Re: Next Generation of Language



George Neuner wrote:


I have considerable experience with manual staging (on DSPs) and I can
tell you that it is a royal PITA to schedule several functional units
and keep them going full blast using software alone.

I bet it is!



Non Uniform Memory Access simply means different memories have
different access times - that describes just about every machine made
today. The NUMA model distinguishes between "near" and "far" memories
in terms of access time, but does not distinguish by how the memories
are connected - a system with fast cache and slower main memory fits
the model just as well as one with a butterfly network between CPU and
memory.

I agree with this in theory (and of course, all (well, nearly, there
have been recent cacheless designs which aimed to hide latency by
heavily multithreaded processors) machines are NUMA in that sense. But
I think the conventional use for the term is for multiprocessors where
all memory is "more local" (in time terms) to some processors than it
is to others, and that was the sense in which I was using it. You can
think of these kinds of machines as systems where there is only cache
memory. It seems to me inevitable that all large machines will become
NUMA, if they are not all already.
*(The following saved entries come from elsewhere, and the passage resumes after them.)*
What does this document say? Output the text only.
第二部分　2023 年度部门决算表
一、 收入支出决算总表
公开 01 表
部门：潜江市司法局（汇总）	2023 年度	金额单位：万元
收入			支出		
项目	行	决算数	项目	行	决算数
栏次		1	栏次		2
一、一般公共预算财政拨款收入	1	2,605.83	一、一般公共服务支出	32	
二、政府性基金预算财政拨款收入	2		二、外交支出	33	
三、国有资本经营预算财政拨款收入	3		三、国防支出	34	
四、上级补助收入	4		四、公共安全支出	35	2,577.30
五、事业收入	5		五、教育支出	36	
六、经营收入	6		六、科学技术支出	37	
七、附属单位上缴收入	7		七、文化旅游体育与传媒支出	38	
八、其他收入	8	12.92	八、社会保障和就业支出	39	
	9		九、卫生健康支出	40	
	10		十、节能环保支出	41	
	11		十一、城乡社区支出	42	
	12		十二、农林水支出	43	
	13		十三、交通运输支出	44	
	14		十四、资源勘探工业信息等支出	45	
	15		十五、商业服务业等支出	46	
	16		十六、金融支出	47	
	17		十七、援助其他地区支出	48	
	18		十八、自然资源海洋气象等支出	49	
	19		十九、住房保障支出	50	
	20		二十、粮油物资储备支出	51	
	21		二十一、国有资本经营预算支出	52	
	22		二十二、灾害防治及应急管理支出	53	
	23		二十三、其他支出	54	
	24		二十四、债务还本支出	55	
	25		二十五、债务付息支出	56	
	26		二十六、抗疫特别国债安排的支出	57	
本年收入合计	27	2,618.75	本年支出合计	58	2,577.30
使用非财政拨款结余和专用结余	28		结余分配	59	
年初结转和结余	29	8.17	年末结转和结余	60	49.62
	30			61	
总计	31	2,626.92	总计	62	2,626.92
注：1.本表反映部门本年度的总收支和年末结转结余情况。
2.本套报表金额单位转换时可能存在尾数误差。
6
And the nonuniformity will increase
over time.

My argument is that physically, these machines actually are distributed
memory systems, but their programming model is that of a shared memory
system. And this illusion is maintained by a combination of hardware
(route requests to non-local memory over the interconnect, deal with
cache-coherency etc) and system-level software (arrange life so that
memory is local to the threads which are using it where that is
possible etc).

Of course these machines typically are not MPP systems, and are also
typically not HPC-oriented. Though I think SGI made NUMA systems with
really quite large numbers of processors, and a Sun E25K can have 144
cores (72 2-core processors), though I think it would be quite unusual
to run a configuration like that as a single domain.